赤司がいかにも何かを企んでいるように怪しく口角を歪めた。


「“いつか青峰を倒したら付き合ってほしい”と」
「な…んだよそれ…!」
「だから二人は付き合っていない」


頭が追い付かねー…。

黄瀬が都遥と付き合うために約束した条件がオレを倒すこと?

ということは…


「お前が黄瀬に負ければ、その時点で都遥が黄瀬の彼女になる可能性があるということだ」
「ハハ、マジかよ…!」


額から汗が一筋顔をつたった。

やたら黄瀬が1on1挑んでくんのはそういうことかよ…!


「絶対負けらんねぇ…」


拳をぎゅっと握った。


「ちなみに都遥はオレがこの件を知っていることを知っている、黄瀬は気づいてないだろうが」


つくづくこいつは何かんがえてんだか分かんねー。けどまぁ、オレが黄瀬に勝ち続けりゃいいんだ。

元々負けてやるつもりなんてなかったけど。


なんにしても要注意は赤司。

こいつが何を考えてこんな行動をしているのか、オレには理解出来ねー。

なら今は…


「っはーーー!!大輝、赤司くんおまたせ!」
「おー」


素直に楽しむしかねーよな。

スキップする都遥と口を押さえてフラつく黄瀬。


「おかえり。ジェットコースターはどうだった?」
「楽しかったよーグルッグル回るし早いし上がるし落ちるし!ね、涼太」
「…う、うぷ」
「…涼太?」
「都遥っち強すぎ…オレ…もう、無理…ぅっ」
「ちょわあああ!待って待ってトイレ行ってええええええええ!!」


やっぱあいつはバカだ。

本当にバカだ。


「ちょっと休憩させて下さいッス…当分動けない…」
「お前このあとどうすんだよ!」
「じゃあオレがここで黄瀬を見ておくから、二人はどこか行って来たらいい」
「そんな、悪いよ。赤司くんまだ何にもしてないのに」
「いいよ。
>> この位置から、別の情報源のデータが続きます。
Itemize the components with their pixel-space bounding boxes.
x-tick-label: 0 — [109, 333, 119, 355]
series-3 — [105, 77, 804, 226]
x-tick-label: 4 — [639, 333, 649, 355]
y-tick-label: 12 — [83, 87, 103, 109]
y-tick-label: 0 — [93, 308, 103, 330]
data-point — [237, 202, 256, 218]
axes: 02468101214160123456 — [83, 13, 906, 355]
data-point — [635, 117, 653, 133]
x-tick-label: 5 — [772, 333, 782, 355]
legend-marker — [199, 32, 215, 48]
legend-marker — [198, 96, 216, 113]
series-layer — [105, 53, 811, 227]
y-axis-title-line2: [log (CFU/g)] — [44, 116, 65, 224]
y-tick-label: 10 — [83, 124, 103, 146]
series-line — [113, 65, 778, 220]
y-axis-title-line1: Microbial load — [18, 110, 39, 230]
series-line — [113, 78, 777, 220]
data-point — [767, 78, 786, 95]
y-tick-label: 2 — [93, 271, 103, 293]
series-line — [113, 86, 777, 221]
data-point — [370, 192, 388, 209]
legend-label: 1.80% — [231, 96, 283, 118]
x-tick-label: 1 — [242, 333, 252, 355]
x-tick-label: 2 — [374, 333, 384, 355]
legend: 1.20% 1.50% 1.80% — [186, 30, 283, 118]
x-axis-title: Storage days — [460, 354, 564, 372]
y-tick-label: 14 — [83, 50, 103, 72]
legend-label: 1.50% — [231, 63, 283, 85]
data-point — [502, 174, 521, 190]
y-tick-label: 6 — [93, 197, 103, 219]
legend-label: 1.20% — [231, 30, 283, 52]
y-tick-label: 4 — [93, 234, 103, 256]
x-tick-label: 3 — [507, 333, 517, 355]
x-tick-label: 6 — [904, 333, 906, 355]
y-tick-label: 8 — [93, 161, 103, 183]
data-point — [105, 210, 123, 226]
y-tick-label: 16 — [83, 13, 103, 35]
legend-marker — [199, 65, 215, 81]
言っただろう、乗り物に乗りに来た訳じゃないから気にしなくていい」
「でも…」
「本人がいいっつってんだから行こうぜ」
「わっ」


どうせ赤司はオレと黄瀬を見張りにでも来たんだろ。


なのにオレと都遥を二人にさせたのはなんか意図があるのか、それとも余裕の現れなのか…。


ま、どっちでもいいか。

とりあえず今は、こいつとの時間を楽しむことにしよう。


「…だってさ!当然…」
「やるしかねぇよな!」


休みの日までバスケするとか、自分でもどんだけ好きなんだよと思ったが、ぬいぐるみを嬉しそうに抱きしめるこいつが見れるなら…悪くないかもな。